= Reader service card =

Card inserted in a magazine

A reader service card or bingo card is a reply card inserted in a magazine to be used by readers to request free product samples and hard copy marketing literature from businesses who advertised in that particular magazine issue. The alternative name "bingo card" comes from the fact these cards include a pre-filled grid of sequential numbers and bear a slight resemblance to cards used to play the game of bingo. Readers fill in their name, address, and telephone number, circle numbers corresponding to advertisers they are interested in, and mail back the card to the publisher, who in turn forwards readers' contact information to the selected advertisers. Advertisements in such magazines include a footer telling readers the appropriate number to circle on the reader service card, and such magazines also include a directory of advertisers to remind readers which numbers correspond to which advertisers. Some magazines used to include so-called "catalog collections", a two- or four-page spread which included up to 12 catalog promotions (all of whom had corresponding numbers on the included bingo card). From the advertisers' perspective, readers expressing interest are sales leads, which implies that reader service cards are a method of lead generation.

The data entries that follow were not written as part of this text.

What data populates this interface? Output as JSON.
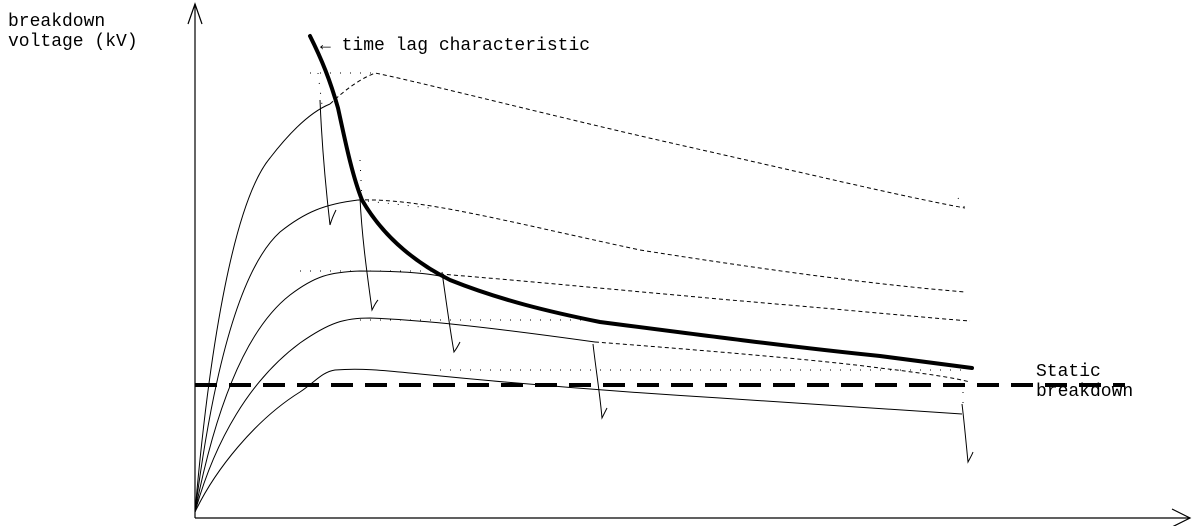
{
  "labels": {
    "y_axis_line1": "breakdown",
    "y_axis_line2": "voltage (kV)",
    "time_lag": "← time lag characteristic",
    "static_line1": "Static",
    "static_line2": "breakdown"
  },
  "colors": {
    "ink": "#000000",
    "background": "#ffffff"
  }
}
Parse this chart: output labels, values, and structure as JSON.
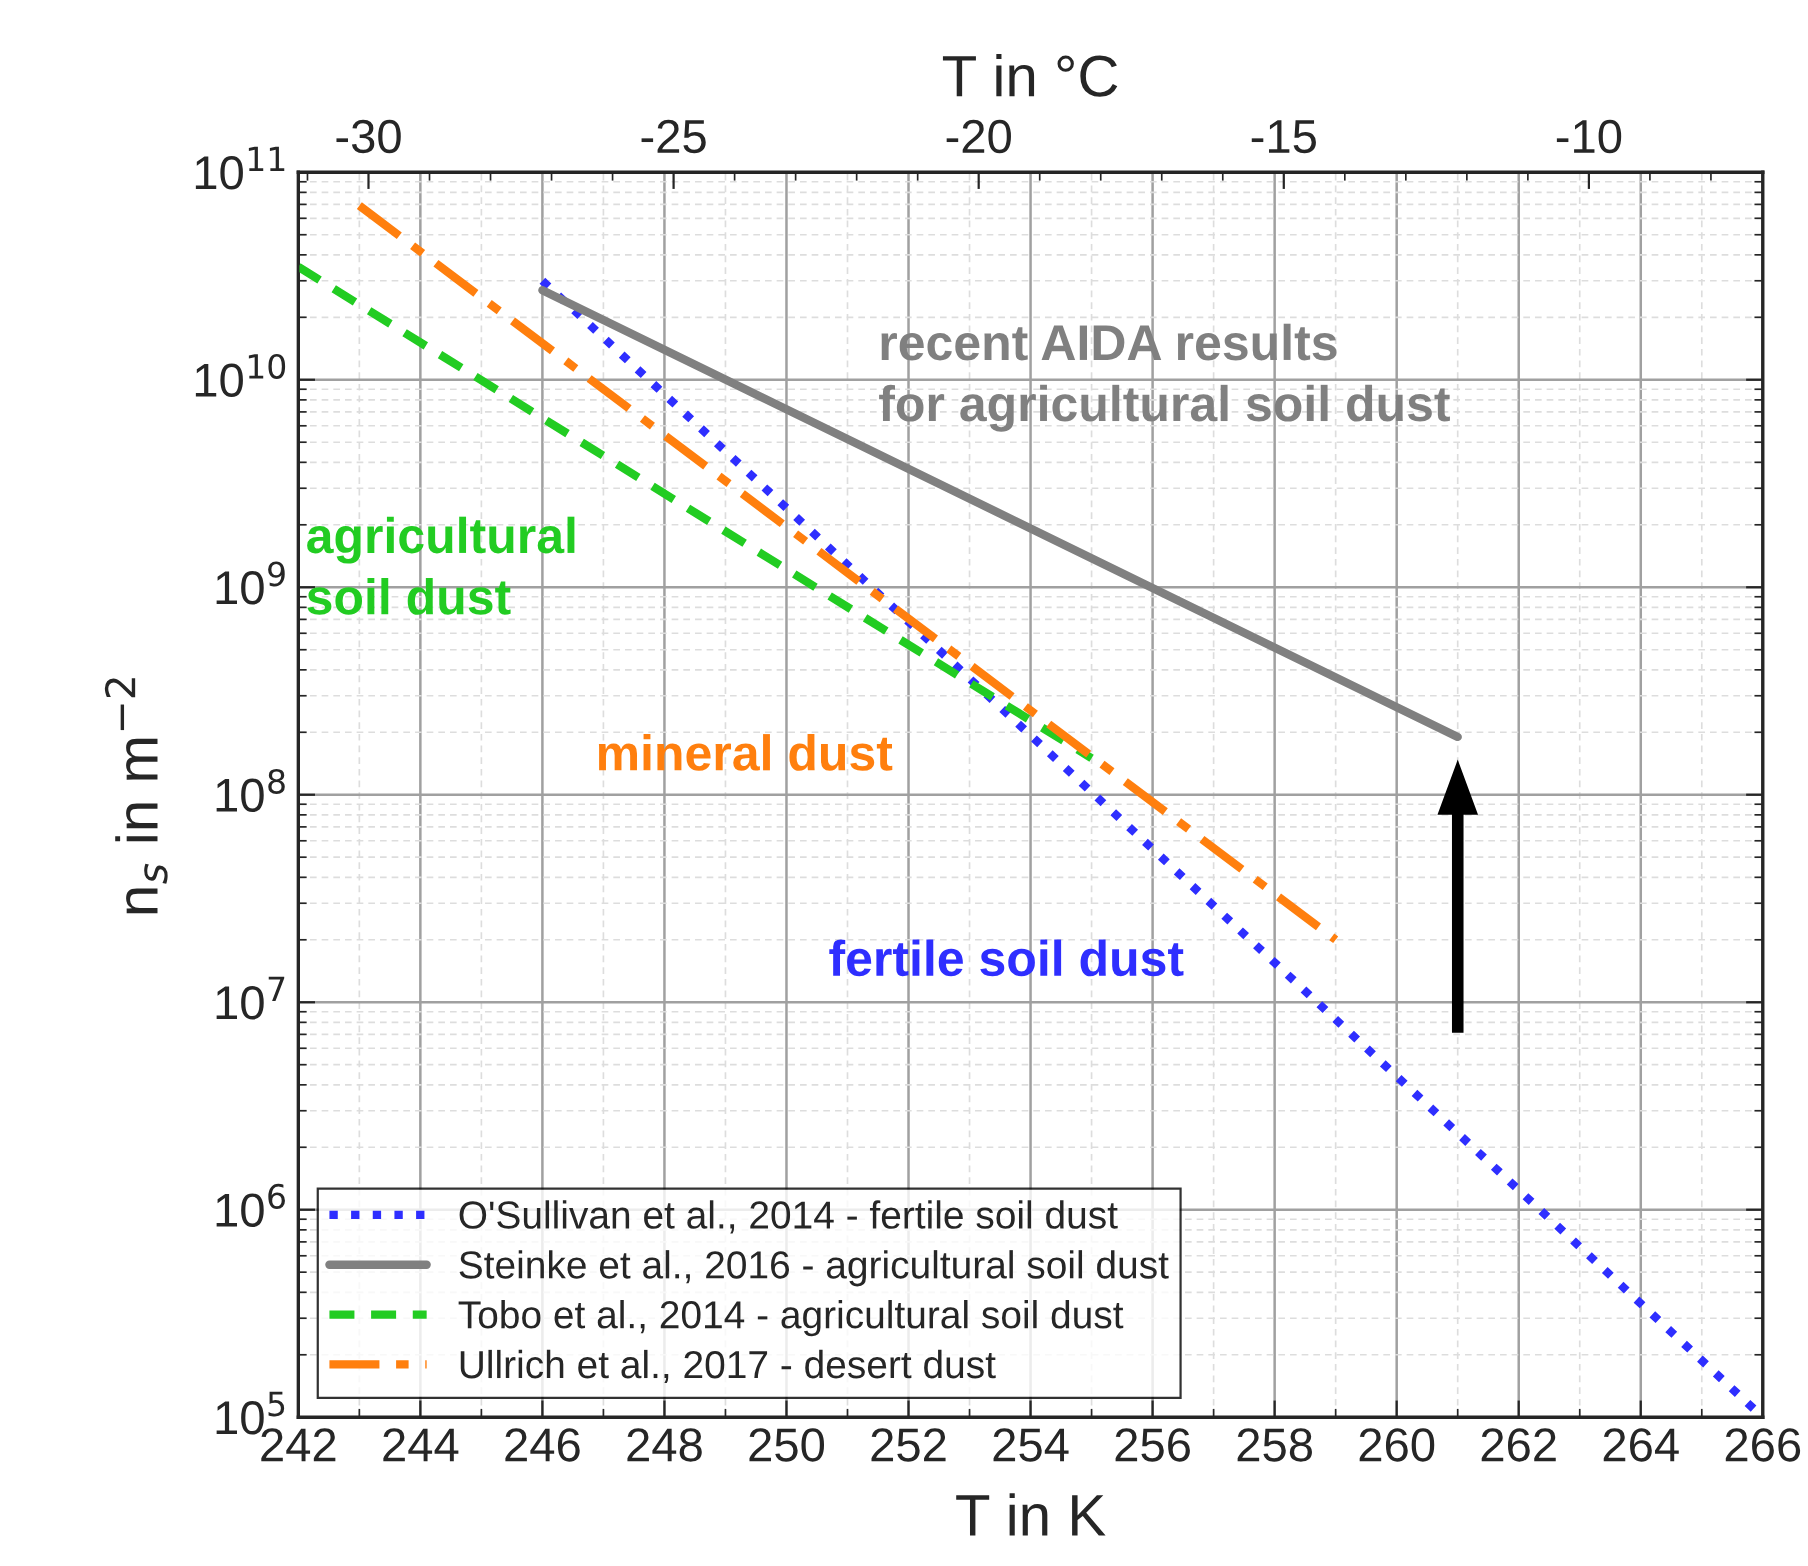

Before the World Wide Web was invented, reader service cards relieved consumers (as well as business executives with purchasing authority) of the inconvenience of having to separately contact each advertiser in a particular magazine by mail, fax, telex or telephone to express interest. Instead, they would just mail a reader service card back to the publisher. The postage for the reader service card was often prepaid (where allowed). Over the next few weeks, fat envelopes containing brochures, pamphlets, catalogs, and product samples would arrive in the mail from the selected advertisers. This was a common method for gathering an up-to-date collection of mail order product catalogs and product literature in preparation for a purchasing decision before web sites became the primary delivery vehicle for such information.